Check the front and back rails with a good straightedge; the aluminum will flex and cause problems with fence parallelism as well as the fit of the rod (which is there to ensure clamping down the fence to the right of the cast iron extension doesn't cause the fence to be pulled out of parallel.

If the aluminum rail is flexing due to bolting it to the table, you should shim the low spots and recheck the rail's straightness. One you get both rails straight and parallel, the fence will stay parallel to the blade and the rod will fit like a glove between the rails.

Paul

Vito Baratta
02-21-2009, 3:06 PM
Darius: A picture is worth a thousand words indeed! I was not installing the shims in the correct place, I was putting them in between the rail and the cast iron table. I will give it another try, now that I know where the shims need to go.

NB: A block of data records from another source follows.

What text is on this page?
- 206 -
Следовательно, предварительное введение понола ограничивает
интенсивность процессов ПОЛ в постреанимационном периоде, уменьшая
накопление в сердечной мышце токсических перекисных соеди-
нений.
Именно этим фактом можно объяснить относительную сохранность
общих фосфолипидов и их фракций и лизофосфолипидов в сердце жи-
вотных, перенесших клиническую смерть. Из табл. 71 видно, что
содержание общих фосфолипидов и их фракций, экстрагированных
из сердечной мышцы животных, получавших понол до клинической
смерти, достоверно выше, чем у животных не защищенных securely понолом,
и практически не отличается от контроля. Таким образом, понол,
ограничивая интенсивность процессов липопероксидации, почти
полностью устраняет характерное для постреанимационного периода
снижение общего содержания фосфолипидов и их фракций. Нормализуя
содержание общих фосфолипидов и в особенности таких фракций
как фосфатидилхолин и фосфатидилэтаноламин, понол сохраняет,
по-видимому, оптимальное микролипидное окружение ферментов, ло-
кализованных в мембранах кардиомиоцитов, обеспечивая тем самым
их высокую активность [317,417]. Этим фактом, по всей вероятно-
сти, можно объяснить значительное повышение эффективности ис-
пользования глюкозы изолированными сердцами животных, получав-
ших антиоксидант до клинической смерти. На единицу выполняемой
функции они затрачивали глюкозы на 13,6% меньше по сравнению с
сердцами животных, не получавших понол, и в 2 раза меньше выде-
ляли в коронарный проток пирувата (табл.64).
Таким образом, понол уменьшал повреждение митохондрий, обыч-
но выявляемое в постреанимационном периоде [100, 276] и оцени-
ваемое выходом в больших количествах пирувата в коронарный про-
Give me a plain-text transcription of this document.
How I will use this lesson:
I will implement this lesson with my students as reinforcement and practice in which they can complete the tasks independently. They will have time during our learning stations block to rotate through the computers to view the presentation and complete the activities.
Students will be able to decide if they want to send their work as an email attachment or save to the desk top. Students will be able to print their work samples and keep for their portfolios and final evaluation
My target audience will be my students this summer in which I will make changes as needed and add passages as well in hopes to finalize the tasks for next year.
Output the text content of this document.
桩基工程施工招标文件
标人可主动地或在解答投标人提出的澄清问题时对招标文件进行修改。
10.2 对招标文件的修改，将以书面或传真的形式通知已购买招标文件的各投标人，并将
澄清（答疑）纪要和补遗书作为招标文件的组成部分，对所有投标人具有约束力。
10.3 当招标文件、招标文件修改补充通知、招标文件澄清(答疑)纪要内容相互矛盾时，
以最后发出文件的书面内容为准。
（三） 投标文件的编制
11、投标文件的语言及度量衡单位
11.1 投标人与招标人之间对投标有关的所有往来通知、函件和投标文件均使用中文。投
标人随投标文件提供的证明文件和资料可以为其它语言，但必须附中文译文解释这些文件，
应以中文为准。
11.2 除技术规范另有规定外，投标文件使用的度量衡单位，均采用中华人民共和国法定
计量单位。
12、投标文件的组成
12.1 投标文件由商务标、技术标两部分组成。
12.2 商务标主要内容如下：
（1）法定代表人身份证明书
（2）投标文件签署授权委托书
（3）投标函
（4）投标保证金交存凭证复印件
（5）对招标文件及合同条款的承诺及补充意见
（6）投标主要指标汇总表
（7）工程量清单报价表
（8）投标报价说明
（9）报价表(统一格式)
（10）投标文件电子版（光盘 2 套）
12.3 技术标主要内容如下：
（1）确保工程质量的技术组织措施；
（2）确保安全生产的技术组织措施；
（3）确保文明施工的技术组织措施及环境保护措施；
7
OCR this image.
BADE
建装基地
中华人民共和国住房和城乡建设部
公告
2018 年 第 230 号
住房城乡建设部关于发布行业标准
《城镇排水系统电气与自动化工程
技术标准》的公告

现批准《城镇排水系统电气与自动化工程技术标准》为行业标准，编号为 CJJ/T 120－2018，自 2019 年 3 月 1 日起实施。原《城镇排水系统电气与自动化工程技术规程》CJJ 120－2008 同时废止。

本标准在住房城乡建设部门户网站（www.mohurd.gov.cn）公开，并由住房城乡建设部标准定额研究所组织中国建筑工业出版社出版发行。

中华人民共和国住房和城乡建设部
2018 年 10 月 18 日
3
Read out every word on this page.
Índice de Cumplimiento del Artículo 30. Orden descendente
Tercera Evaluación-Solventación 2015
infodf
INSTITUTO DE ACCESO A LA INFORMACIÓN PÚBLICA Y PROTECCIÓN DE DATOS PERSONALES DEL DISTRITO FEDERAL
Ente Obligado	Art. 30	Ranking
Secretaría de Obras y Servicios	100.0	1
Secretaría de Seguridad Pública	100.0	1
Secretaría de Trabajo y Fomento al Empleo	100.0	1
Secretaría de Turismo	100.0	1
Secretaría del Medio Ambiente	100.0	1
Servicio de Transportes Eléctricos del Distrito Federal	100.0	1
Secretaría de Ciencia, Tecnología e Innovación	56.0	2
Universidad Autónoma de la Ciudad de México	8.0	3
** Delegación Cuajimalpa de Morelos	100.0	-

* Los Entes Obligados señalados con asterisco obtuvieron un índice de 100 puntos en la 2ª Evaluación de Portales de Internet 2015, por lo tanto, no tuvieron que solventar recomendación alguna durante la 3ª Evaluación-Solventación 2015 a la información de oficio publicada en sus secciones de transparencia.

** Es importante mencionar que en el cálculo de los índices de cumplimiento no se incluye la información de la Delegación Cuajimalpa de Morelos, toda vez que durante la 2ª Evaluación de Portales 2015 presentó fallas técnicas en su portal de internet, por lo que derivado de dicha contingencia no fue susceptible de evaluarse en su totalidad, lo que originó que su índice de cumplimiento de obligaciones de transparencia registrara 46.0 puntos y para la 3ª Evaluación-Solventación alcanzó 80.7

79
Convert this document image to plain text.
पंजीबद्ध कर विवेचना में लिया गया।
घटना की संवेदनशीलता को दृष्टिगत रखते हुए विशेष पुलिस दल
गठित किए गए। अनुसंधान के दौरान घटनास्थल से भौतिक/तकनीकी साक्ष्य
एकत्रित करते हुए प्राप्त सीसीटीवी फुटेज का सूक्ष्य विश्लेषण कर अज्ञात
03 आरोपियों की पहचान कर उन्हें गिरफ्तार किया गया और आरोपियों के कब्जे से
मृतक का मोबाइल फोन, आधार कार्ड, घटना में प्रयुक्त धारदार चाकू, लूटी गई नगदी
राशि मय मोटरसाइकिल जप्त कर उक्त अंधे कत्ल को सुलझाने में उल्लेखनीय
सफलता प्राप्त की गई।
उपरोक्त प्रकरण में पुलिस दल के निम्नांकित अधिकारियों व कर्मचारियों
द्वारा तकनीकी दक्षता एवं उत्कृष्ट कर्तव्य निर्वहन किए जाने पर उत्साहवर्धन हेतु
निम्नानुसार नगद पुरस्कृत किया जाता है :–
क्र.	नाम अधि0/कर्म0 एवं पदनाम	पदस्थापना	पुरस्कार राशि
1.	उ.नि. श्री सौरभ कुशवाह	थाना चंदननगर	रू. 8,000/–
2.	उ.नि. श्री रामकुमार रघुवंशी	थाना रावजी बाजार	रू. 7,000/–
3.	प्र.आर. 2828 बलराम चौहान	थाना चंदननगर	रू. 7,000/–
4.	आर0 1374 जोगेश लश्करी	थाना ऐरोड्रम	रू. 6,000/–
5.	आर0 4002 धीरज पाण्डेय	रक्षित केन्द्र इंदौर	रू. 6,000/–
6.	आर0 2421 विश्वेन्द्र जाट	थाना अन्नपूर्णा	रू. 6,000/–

Thank you so much for posting that picture!

I will report back with the results.

Jason White
02-21-2009, 3:07 PM
Don't worry about pushing them farther apart, as long as they are parallel to each other all the way across. That's what the shims/washers are there for.

Do you have the owner's manual for the saw? It shows all of this quite clearly.

Jason


UPDATE:

I finally had some time this week to play around with my saw and verify the alignment of the rails. I moved the steel rod to the far right of the rails. What I noticed is that the rails don't seem to be close enough to each other to hold the steel rod tight even after I tightened all the bolts that hold the front and rear rails to the cast iron table. So basically the steel rod is loose between the front and rear rails. If I add shims to the front and rear rails, won't this make them even further apart?

Thanks again.

Darius Ferlas
02-21-2009, 3:28 PM
I was not installing the shims in the correct place, I was putting them in between the rail and the cast iron table. I will give it another try, now that I know where the shims need to go.

The shims MAY need to be installed between the fence and the table too, so leave them there.

Rob Price
02-23-2009, 6:59 AM
While you're at it, consider adding a table extension or even a router table in the "empty" area at the end of the rails. I added a router table to mine and threw the rod away. Just be sure your table is the same length (front to back) as your cast iron table and it will help keep your rails straight as well. Plenty of guys over at the Rigid forums have done it. I love having a router table on the saw.

Vito Baratta
02-23-2009, 12:13 PM
UPDATE #2:

I had some time again last night to work on it again. I reviewed the manual and it shows how the rear of the fence should sit on the back rails when it is not locked. My fence is basically rubbing on the back rail even when it is not locked down.

Could this be why it shifts toward the blade when I lock it down?

Jason White
02-23-2009, 1:30 PM
That tells me that you probably need to loosen the adjuster screw on the fence locking mechanism. You probably have it adjusted so tight that when unlocked, the rear "clamp" (or whatever you would call it) is rubbing on the rear rail.

You shouldn't have to apply much force to the handle to lock the fence in place. In fact, you're going to break it if you keep it too tight.

Jason


UPDATE #2:

I had some time again last night to work on it again. I reviewed the manual and it shows how the rear of the fence should sit on the back rails when it is not locked. My fence is basically rubbing on the back rail even when it is not locked down.

Could this be why it shifts toward the blade when I lock it down?